An analytic tool called CICERO developed by St. Jude researchers played a key role in identifying the translocation. Finding the translocation required sifting through 246 billion pieces of genetic information that contain the complete genetic code of the tumor as well as the normal DNA from 41 young patients with ependymoma. The researchers also studied the RNA in 77 ependymomas.

Using CICERO, researchers found abnormalities in RNA that led them to the C11orf95-RELA translocation. The fusion gene was created when a piece of chromosome 11 that houses both the C11orf95 and RELA genes was shattered and incorrectly reassembled.

The result is one of the most commonly occurring translocations ever reported in brain tumors. Of the 41 ependymomas in this study that began in the front part of the brain, 29 tumors had the translocation and made RELA fusion proteins. “The fact the alteration results in abnormal proteins offers a potential new therapeutic target, which is significant for ependymoma,” Dr. Gilbertson said.

Researchers are working to understand how the fusion proteins cause cancer. Evidence suggests that C11orf95 plays a key role by altering the way that RELA moves through the cell and performs its normal functions. Investigators also discovered translocations involving other genes that appear to drive ependymoma.

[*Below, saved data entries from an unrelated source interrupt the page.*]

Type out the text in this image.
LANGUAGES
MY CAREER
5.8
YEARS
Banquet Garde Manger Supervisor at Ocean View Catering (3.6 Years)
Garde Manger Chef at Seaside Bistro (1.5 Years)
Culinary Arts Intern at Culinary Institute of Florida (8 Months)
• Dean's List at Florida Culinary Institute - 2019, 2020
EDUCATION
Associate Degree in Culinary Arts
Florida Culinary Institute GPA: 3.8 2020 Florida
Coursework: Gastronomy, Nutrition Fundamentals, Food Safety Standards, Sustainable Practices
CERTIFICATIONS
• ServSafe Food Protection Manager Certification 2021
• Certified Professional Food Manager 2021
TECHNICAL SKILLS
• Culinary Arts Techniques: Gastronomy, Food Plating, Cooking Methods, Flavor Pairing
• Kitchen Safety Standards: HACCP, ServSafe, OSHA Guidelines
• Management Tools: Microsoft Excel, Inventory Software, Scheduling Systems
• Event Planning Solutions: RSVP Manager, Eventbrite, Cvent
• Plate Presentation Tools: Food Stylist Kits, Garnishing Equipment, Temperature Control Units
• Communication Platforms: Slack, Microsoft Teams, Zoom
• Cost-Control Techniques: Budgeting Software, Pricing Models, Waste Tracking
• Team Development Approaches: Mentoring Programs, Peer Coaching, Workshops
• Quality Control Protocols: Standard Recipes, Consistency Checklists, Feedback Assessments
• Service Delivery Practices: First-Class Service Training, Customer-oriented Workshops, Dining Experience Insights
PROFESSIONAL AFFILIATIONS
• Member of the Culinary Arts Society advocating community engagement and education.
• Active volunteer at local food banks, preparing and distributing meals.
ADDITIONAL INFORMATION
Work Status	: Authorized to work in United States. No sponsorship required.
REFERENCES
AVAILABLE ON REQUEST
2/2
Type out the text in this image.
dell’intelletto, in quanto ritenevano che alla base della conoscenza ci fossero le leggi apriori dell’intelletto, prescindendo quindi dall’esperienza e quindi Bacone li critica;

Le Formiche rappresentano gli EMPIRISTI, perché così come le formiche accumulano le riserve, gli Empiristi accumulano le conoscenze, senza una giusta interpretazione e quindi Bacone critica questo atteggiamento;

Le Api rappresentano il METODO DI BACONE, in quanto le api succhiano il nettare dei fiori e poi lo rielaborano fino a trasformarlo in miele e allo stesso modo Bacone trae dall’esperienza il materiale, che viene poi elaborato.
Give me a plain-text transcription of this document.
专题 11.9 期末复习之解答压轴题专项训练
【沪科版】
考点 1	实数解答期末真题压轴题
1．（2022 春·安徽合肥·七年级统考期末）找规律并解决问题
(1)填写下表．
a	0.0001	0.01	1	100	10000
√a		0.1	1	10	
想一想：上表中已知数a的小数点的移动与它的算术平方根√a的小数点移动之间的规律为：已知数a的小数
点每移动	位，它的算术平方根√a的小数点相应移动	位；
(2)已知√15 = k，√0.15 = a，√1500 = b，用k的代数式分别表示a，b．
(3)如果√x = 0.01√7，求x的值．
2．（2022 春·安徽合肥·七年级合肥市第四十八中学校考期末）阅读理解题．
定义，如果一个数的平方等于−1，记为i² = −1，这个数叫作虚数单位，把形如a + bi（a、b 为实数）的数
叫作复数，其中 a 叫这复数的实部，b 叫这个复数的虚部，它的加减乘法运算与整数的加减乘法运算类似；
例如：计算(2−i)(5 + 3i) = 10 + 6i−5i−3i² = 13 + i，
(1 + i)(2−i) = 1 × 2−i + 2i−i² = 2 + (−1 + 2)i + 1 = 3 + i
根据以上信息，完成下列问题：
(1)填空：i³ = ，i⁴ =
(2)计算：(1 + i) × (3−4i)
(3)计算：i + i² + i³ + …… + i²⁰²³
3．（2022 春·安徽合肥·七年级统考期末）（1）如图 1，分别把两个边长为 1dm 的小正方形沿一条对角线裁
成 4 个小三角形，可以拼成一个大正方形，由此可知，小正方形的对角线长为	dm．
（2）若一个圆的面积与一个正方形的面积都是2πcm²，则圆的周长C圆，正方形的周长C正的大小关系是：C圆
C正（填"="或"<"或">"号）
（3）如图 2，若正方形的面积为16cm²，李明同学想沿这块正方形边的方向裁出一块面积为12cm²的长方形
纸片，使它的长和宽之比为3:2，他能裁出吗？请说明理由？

Dr. Gilbertson, Jinghui Zhang, PhD, and David Ellison, MD, PhD, all of St. Jude Children’s Research Hospital, were the corresponding authors for the Nature study.

The study was funded in part by the Pediatric Cancer Genome Project, grants from the National Institutes of Health, the Collaborative Ependymoma Research Network, and ALSAC.

The content in this post has not been reviewed by the American Society of Clinical Oncology, Inc. (ASCO®) and does not necessarily reflect the ideas and opinions of ASCO®.